生成された構成案は事前にテストされ、効果が確認された変更のみを本番環境へ反映する。さらに、影響の大きい重要な変更プロセスには人間の承認を挟み、変更履歴も監査可能な形で保持される。MAFFは、「富士通のエンタープライズ向け生成AI『Takane』などのクローズドな環境で動作するため、機密データも安全に扱える」(富士通の説明員)という。
写真での棚割りレイアウトやポップ生成で店長業務を標準化
データとAIで小売業の持続的な成長を支援する「Uvance for Retail」の取り組みでは、イオンフードスタイルと共同開発した店舗運営支援AIエージェントを紹介した。両社は同年7月より実店舗での実証実験を開始し、AIが戦略立案や売場レイアウトの検討を支援することで、迅速な意思決定や店長業務の標準化、効率化への効果を検証する。同年3月に食品スーパー3社(マックスバリュ関東、ダイエーの関東事業、イオンマーケット)の統合によって発足したイオンフードスタイルにおいて、全店舗で一貫したサービス提供を実現するための試みだ。

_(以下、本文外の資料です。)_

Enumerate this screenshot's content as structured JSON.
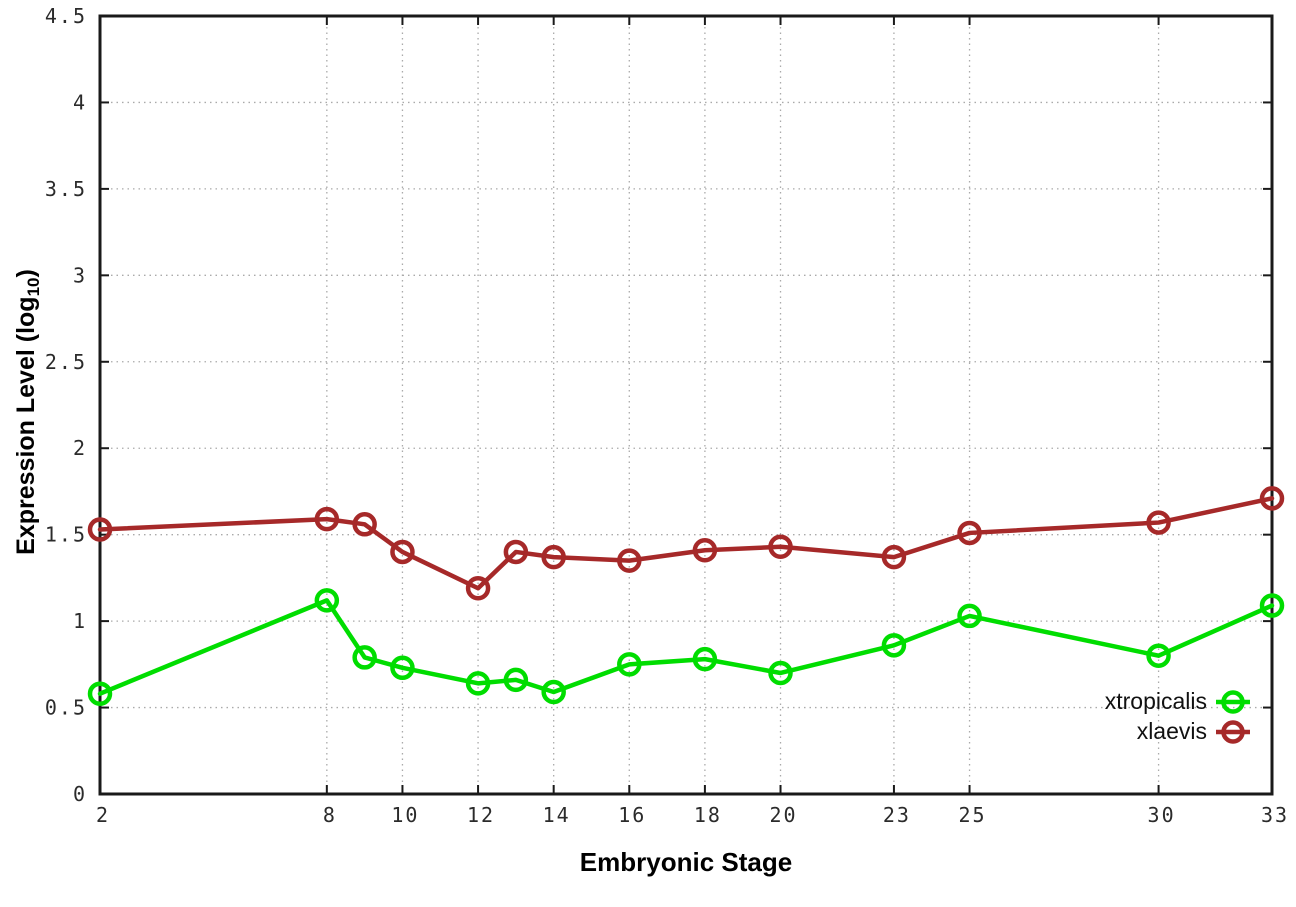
{
  "figure": {
    "xlabel": "Embryonic Stage",
    "ylabel_prefix": "Expression Level (log",
    "ylabel_sub": "10",
    "ylabel_suffix": ")"
  },
  "chart_data": {
    "type": "line",
    "title": "",
    "xlabel": "Embryonic Stage",
    "ylabel": "Expression Level (log10)",
    "x": [
      2,
      8,
      9,
      10,
      12,
      13,
      14,
      16,
      18,
      20,
      23,
      25,
      30,
      33
    ],
    "x_tick_labels": [
      2,
      8,
      10,
      12,
      14,
      16,
      18,
      20,
      23,
      25,
      30,
      33
    ],
    "y_ticks": [
      0,
      0.5,
      1,
      1.5,
      2,
      2.5,
      3,
      3.5,
      4,
      4.5
    ],
    "xlim": [
      2,
      33
    ],
    "ylim": [
      0,
      4.5
    ],
    "grid": true,
    "grid_style": "dotted",
    "legend_position": "inside-bottom-right",
    "series": [
      {
        "name": "xtropicalis",
        "color": "#00dd00",
        "marker": "open-circle",
        "values": [
          0.58,
          1.12,
          0.79,
          0.73,
          0.64,
          0.66,
          0.59,
          0.75,
          0.78,
          0.7,
          0.86,
          1.03,
          0.8,
          1.09
        ]
      },
      {
        "name": "xlaevis",
        "color": "#a62929",
        "marker": "open-circle",
        "values": [
          1.53,
          1.59,
          1.56,
          1.4,
          1.19,
          1.4,
          1.37,
          1.35,
          1.41,
          1.43,
          1.37,
          1.51,
          1.57,
          1.71
        ]
      }
    ],
    "colors": {
      "border": "#1a1a1a",
      "grid": "#aaaaaa",
      "tick_label": "#2b2b2b",
      "axis_title": "#000000"
    }
  }
}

開発では、富士通のエンジニアらが現場業務を分析し、店長と協働するための4つのAIエージェントのプロトタイプを約10日間で構築した。主な機能である棚割りレイアウト生成では、本部の陳列指示書や商品情報、店舗特性、在庫情報を加味したプランを作成する。テキストによる指示だけでなく、画像で売場の陳列イメージを出力できるため、売場担当者への指示出しやコミュニケーションの円滑化に寄与するという。店頭のポップ作成も可能であり、AIの提案を採用するか否かは最終的に店長が判断する仕組みとなっている。「新人からベテランまで店長業務を標準化できることに加え、好調な店舗のノウハウを横展開することも期待できる」(富士通の説明員)。
今後は実証実験の結果をもとに、AIの精度向上や適用範囲の拡大、売上向上に向けた検証を進める方針だ。将来的には、複数のAIが協働して自律的にタスクを遂行するマルチAIエージェントの実装を目指す。
富士通は、これらソリューション群によるデータとAI技術の社会実装を一段と加速させることで、顧客企業の課題解決や競争力強化、持続可能なビジネスモデルの構築に貢献していく構えだ。